My plan is to have the VGA show the live drum sequence, effects being used, filter shape, ADSR shape, and (hopefully) some representation of the audio output. I’ll use one of the monitors in HH to debug this. I am also looking into what screen to attach to the FPGA. This small screen will be directly integrated onto the synthesizer, and will provide a more minimal UI to the user for interfacing with the synth.

I’m also working on getting more drum samples onto the FPGA and figuring out an efficient way to route an ADSR to all of them. Unfortunately, I may just have to duplicate the ADSR module for every drum track. Without doing this, the user won’t have the full customization of the drums that I want to provide.

For testing, I’m planning on capturing the output from the ADSR using a testbench and then validating the output using C++. By just capturing the envelope values based on what I set to be the attack, decay, sustain, and release, I can compare the envelope’s value with what is expected. For the drums, I will capture the output and load it into Ableton. I’ll make sure that the BPM is correctly configured and then also test the output volume levels of the drum tracks. To make sure that the wavetable is outputting the correct tones and notes, I’ll capture the output and use fourier transform to decompose the frequencies and ensure they correspond to the correct note. For a quick check, I’m also going to just use a handheld tuner.

Mihail’s Status Report for 04/04

Unfortunately a large part of my week was spent dealing with a Quartus issue; for some reason, I lost the ability to program the FPGA itself, and had to invest a large amount of time finding a workaround. As a result, I focused my effort on setting up a testing pipeline in simulation in order to look at filter / delay outputs and ensuring their stability. Once I got that to work, I debugged delay, and it looks like it works without having to clamp the delay feedback coefficient. Additionally, I used the IIR components to construct a single-pole and biquad low pass filters, and created a cascade filter using multiple single-pole IIR filters. I seem to have finally resolved the Quartus issue today, so I hope to spend tomorrow verifying the filters on the FPGA and qualitatively comparing their outputs, and to spend a large portion of next week ensuring that FM is working properly.

In terms of system testing, I hope to use the pipeline I’ve already set up for the delay output. Primarily, the testbench I’ve designed allows me to optionally add in parts of the pipeline (such as FM, ADSR, delay, etc.), and check how components interact with one another and gather data on output waveform. From this, basic visual inspection can help ensure output stability and that the output is approximately what would be expected. Checking the collected data against MATLAB scripts can allow for further verification, especially on components like a low-pass filter, where the expected output is not immediately obvious.

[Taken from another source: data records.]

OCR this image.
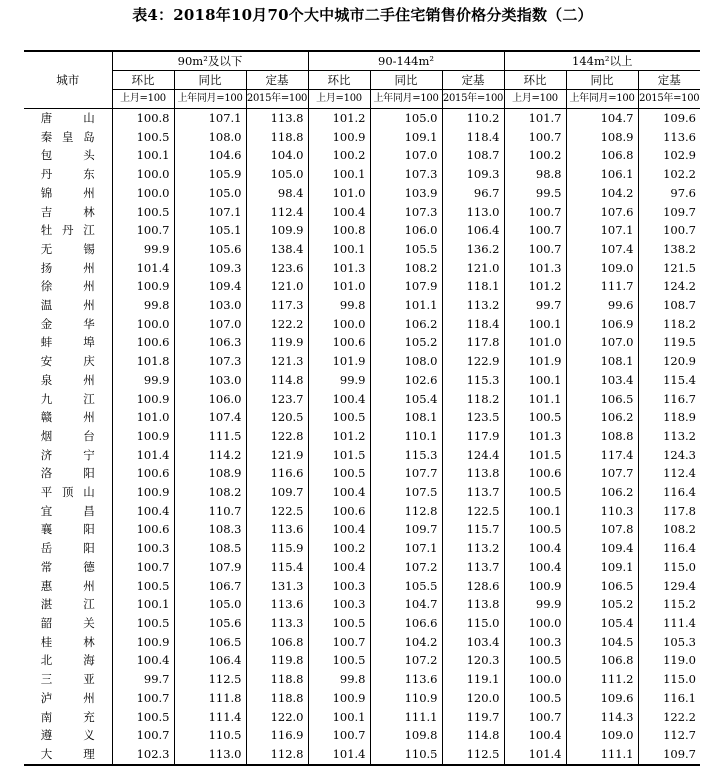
表4：2018年10月70个大中城市二手住宅销售价格分类指数（二）
城市	90m²及以下			90-144m²			144m²以上		
	环比	同比	定基	环比	同比	定基	环比	同比	定基
	上月=100	上年同月=100	2015年=100	上月=100	上年同月=100	2015年=100	上月=100	上年同月=100	2015年=100
唐山	100.8	107.1	113.8	101.2	105.0	110.2	101.7	104.7	109.6
秦皇岛	100.5	108.0	118.8	100.9	109.1	118.4	100.7	108.9	113.6
包头	100.1	104.6	104.0	100.2	107.0	108.7	100.2	106.8	102.9
丹东	100.0	105.9	105.0	100.1	107.3	109.3	98.8	106.1	102.2
锦州	100.0	105.0	98.4	101.0	103.9	96.7	99.5	104.2	97.6
吉林	100.5	107.1	112.4	100.4	107.3	113.0	100.7	107.6	109.7
牡丹江	100.7	105.1	109.9	100.8	106.0	106.4	100.7	107.1	100.7
无锡	99.9	105.6	138.4	100.1	105.5	136.2	100.7	107.4	138.2
扬州	101.4	109.3	123.6	101.3	108.2	121.0	101.3	109.0	121.5
徐州	100.9	109.4	121.0	101.0	107.9	118.1	101.2	111.7	124.2
温州	99.8	103.0	117.3	99.8	101.1	113.2	99.7	99.6	108.7
金华	100.0	107.0	122.2	100.0	106.2	118.4	100.1	106.9	118.2
蚌埠	100.6	106.3	119.9	100.6	105.2	117.8	101.0	107.0	119.5
安庆	101.8	107.3	121.3	101.9	108.0	122.9	101.9	108.1	120.9
泉州	99.9	103.0	114.8	99.9	102.6	115.3	100.1	103.4	115.4
九江	100.9	106.0	123.7	100.4	105.4	118.2	101.1	106.5	116.7
赣州	101.0	107.4	120.5	100.5	108.1	123.5	100.5	106.2	118.9
烟台	100.9	111.5	122.8	101.2	110.1	117.9	101.3	108.8	113.2
济宁	101.4	114.2	121.9	101.5	115.3	124.4	101.5	117.4	124.3
洛阳	100.6	108.9	116.6	100.5	107.7	113.8	100.6	107.7	112.4
平顶山	100.9	108.2	109.7	100.4	107.5	113.7	100.5	106.2	116.4
宜昌	100.4	110.7	122.5	100.6	112.8	122.5	100.1	110.3	117.8
襄阳	100.6	108.3	113.6	100.4	109.7	115.7	100.5	107.8	108.2
岳阳	100.3	108.5	115.9	100.2	107.1	113.2	100.4	109.4	116.4
常德	100.7	107.9	115.4	100.4	107.2	113.7	100.4	109.1	115.0
惠州	100.5	106.7	131.3	100.3	105.5	128.6	100.9	106.5	129.4
湛江	100.1	105.0	113.6	100.3	104.7	113.8	99.9	105.2	115.2
韶关	100.5	105.6	113.3	100.5	106.6	115.0	100.0	105.4	111.4
桂林	100.9	106.5	106.8	100.7	104.2	103.4	100.3	104.5	105.3
北海	100.4	106.4	119.8	100.5	107.2	120.3	100.5	106.8	119.0
三亚	99.7	112.5	118.8	99.8	113.6	119.1	100.0	111.2	115.0
泸州	100.7	111.8	118.8	100.9	110.9	120.0	100.5	109.6	116.1
南充	100.5	111.4	122.0	100.1	111.1	119.7	100.7	114.3	122.2
遵义	100.7	110.5	116.9	100.7	109.8	114.8	100.4	109.0	112.7
大理	102.3	113.0	112.8	101.4	110.5	112.5	101.4	111.1	109.7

A final check can be performed on the actual FPGA, something I am able to do now that Quartus has been configured properly. Since delay, FIR, and IIR filtering all go in the portion of the pipeline, the testing process is exactly as described above – configure the audio pipeline so we can isolate the specific component in simulation, and then perform progress checks on the output. For FM modulation, the process is slightly different, namely that I intend to directly compare against MATLAB scripts, rather than trying to visually determine if the waveform “looks” correct. I intend to remove all downstream portions of the audio processing pipeline, looking directly as how the wavetable index / waveform output behave.